Der neue Bundes­bank-Präsi­dent Joachim Nagel sieht die gestie­ge­nen Teuerungs­ra­ten mit Sorge. Er sehe «derzeit eher die Gefahr, dass die Infla­ti­ons­ra­te länger erhöht bleiben könnte als gegen­wär­tig erwar­tet», sagte Nagel jüngst. «Bei aller Unsicher­heit ist eines ganz klar: Wenn es die Preis­sta­bi­li­tät erfor­dert, muss der EZB-Rat handeln und seinen geldpo­li­ti­schen Kurs anpas­sen.» Nagel ist Mitglied in dem obers­ten Entschei­dungs­gre­mi­um der Europäi­schen Zentralbank.

Eine Zinser­hö­hung ist im Euroraum nicht in Sicht

Die Infla­ti­on ist ein wichti­ger Gradmes­ser für die Geldpo­li­tik der europäi­schen Währungs­hü­ter. Die Noten­bank strebt eine jährli­che Teuerungs­ra­te von 2 Prozent an und ist zumin­dest zeitwei­se bereit, ein modera­tes Über- oder Unter­schrei­ten zu akzep­tie­ren. Kriti­ker werfen der EZB vor, mit ihrer ultra­lo­cke­ren Geldpo­li­tik die Teuerung anzuhei­zen, die sie eigent­lich im Zaum halten will.

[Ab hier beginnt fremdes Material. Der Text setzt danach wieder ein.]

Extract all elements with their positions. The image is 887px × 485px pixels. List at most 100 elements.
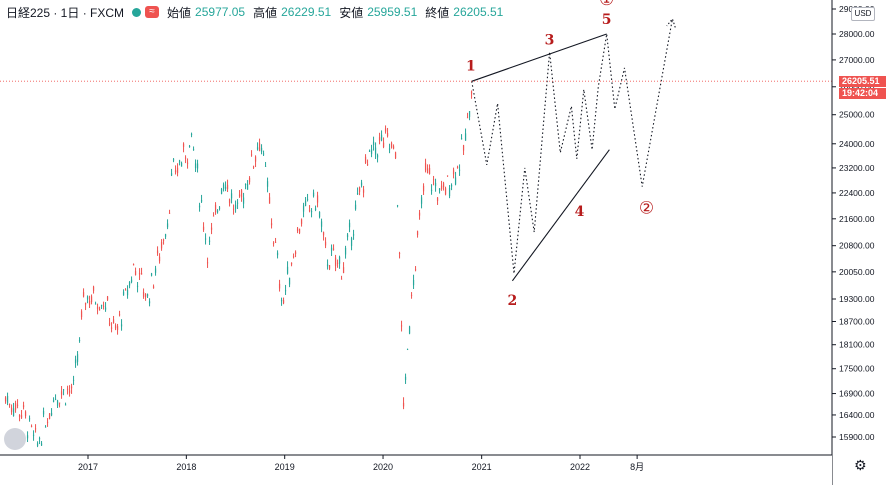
price-tick-label: 18100.00 <box>839 340 875 350</box>
wave-label: 3 <box>545 32 555 48</box>
candle-body <box>50 412 53 416</box>
candle-body <box>422 185 425 192</box>
price-tick-label: 15900.00 <box>839 432 875 442</box>
candle-body <box>192 149 195 151</box>
candle-body <box>40 443 43 446</box>
time-tick-label: 2020 <box>373 462 393 472</box>
candle-body <box>84 302 87 305</box>
candle-body <box>96 306 99 310</box>
candle-body <box>234 204 237 209</box>
candle-body <box>168 212 171 214</box>
candle-body <box>292 256 295 258</box>
candle-body <box>358 187 361 192</box>
candle-body <box>128 281 131 286</box>
candle-body <box>102 305 105 307</box>
candle-body <box>54 398 57 400</box>
price-axis[interactable]: 15900.00 16400.00 16900.00 17500.00 18100.00… <box>831 0 887 485</box>
time-tick-label: 8月 <box>630 462 644 472</box>
candle-body <box>154 268 157 273</box>
candle-body <box>218 207 221 209</box>
wave-labels-layer: 1 2 3 4 5 ① ② <box>466 0 654 309</box>
candle-body <box>254 156 257 162</box>
tradingview-logo-icon[interactable] <box>4 428 26 450</box>
candle-body <box>374 147 377 155</box>
candle-body <box>280 299 283 302</box>
candle-body <box>36 443 39 446</box>
countdown-tag: 19:42:04 <box>839 88 886 99</box>
candle-body <box>356 192 359 195</box>
price-tick-label: 16400.00 <box>839 410 875 420</box>
candle-body <box>376 155 379 158</box>
high-value: 26229.51 <box>281 5 332 19</box>
candle-body <box>66 388 69 390</box>
candle-body <box>324 241 327 246</box>
candle-body <box>464 133 467 141</box>
candle-body <box>200 199 203 202</box>
candle-body <box>338 257 341 264</box>
candle-body <box>104 307 107 310</box>
candle-body <box>72 379 75 381</box>
candle-body <box>110 327 113 329</box>
candle-body <box>442 183 445 188</box>
drawings-layer <box>0 17 832 282</box>
candle-body <box>256 147 259 150</box>
candle-body <box>212 215 215 217</box>
settings-gear-icon[interactable]: ⚙ <box>854 457 867 473</box>
wave-label: ① <box>599 0 614 10</box>
candle-body <box>56 400 59 406</box>
candle-body <box>132 263 135 266</box>
close-label: 終値 <box>425 5 450 20</box>
candle-body <box>392 146 395 149</box>
candle-body <box>164 234 167 237</box>
approx-badge[interactable]: ≈ <box>145 6 160 18</box>
candle-body <box>360 182 363 186</box>
last-price-tag: 26205.51 <box>839 76 886 87</box>
candle-body <box>158 256 161 262</box>
low-label: 安値 <box>339 5 364 20</box>
candle-body <box>130 279 133 283</box>
candle-body <box>136 285 139 287</box>
time-tick-label: 2017 <box>78 462 98 472</box>
candle-body <box>440 185 443 190</box>
candle-body <box>74 359 77 364</box>
candle-body <box>350 238 353 246</box>
candle-body <box>174 170 177 173</box>
candle-body <box>444 188 447 195</box>
candle-body <box>82 292 85 297</box>
currency-button[interactable]: USD <box>851 7 875 21</box>
candle-body <box>434 182 437 187</box>
candle-body <box>404 376 407 380</box>
candle-body <box>222 184 225 189</box>
time-axis[interactable]: 2017 2018 2019 2020 2021 2022 8月 <box>0 454 832 485</box>
candle-body <box>306 199 309 201</box>
symbol-title[interactable]: 日経225 · 1日 · FXCM <box>6 5 125 20</box>
candle-body <box>396 205 399 207</box>
candle-body <box>166 223 169 228</box>
candle-body <box>406 349 409 351</box>
candle-body <box>468 111 471 117</box>
candle-body <box>184 157 187 159</box>
candle-body <box>4 397 7 402</box>
chart-legend: 日経225 · 1日 · FXCM ≈ 始値 25977.05 高値 26229.5… <box>6 4 503 20</box>
candle-body <box>226 184 229 189</box>
candle-body <box>318 211 321 217</box>
candle-body <box>426 168 429 174</box>
candle-body <box>294 251 297 255</box>
candle-body <box>410 294 413 296</box>
time-tick-label: 2018 <box>176 462 196 472</box>
candle-body <box>238 194 241 197</box>
close-value: 26205.51 <box>453 5 504 19</box>
candle-body <box>466 117 469 119</box>
candle-body <box>334 257 337 266</box>
candle-body <box>20 415 23 418</box>
candle-body <box>150 273 153 276</box>
candle-body <box>236 202 239 204</box>
candle-body <box>144 293 147 297</box>
candle-body <box>424 163 427 171</box>
candle-body <box>322 232 325 236</box>
candle-body <box>90 296 93 302</box>
candle-body <box>278 283 281 289</box>
candle-body <box>246 183 249 190</box>
time-tick-label: 2019 <box>275 462 295 472</box>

Eine Zinser­hö­hung ist im Euroraum anders als in den USA nicht in Sicht. EZB-Direk­to­rin Isabel Schna­bel warnte jüngst vor schnel­len Erhöhun­gen. In den Progno­sen sinke die Infla­ti­on mittel­fris­tig sogar unter 2 Prozent, sagte die Volks­wir­tin jüngst der «Süddeut­schen Zeitung». «Darum dürfen wir die Zinsen nicht zu früh erhöhen. Denn das könnte dazu führen, dass der Aufschwung abgewürgt wird.» Die Währungs­hü­ter würden aber schnell und entschlos­sen reagie­ren, wenn sie zum Schluss kämen, dass sich die Infla­ti­on doch oberhalb der 2 Prozent festset­zen könnte.

Die Wirtschafts­wei­se Monika Schnit­zer sieht die EZB nicht unter Zugzwang, ihre Nullzins-Politik zu beenden. «Mittel­fris­tig geht man nicht davon aus, dass die Preise weiter steigen werden. Das hängt ganz stark von den Löhnen ab. Wie werden die Lohnstei­ge­run­gen sein? Und da sehen wir bisher eine ganz modera­te Entwick­lung», sagte Schnit­zer im Bayeri­schen Rundfunk.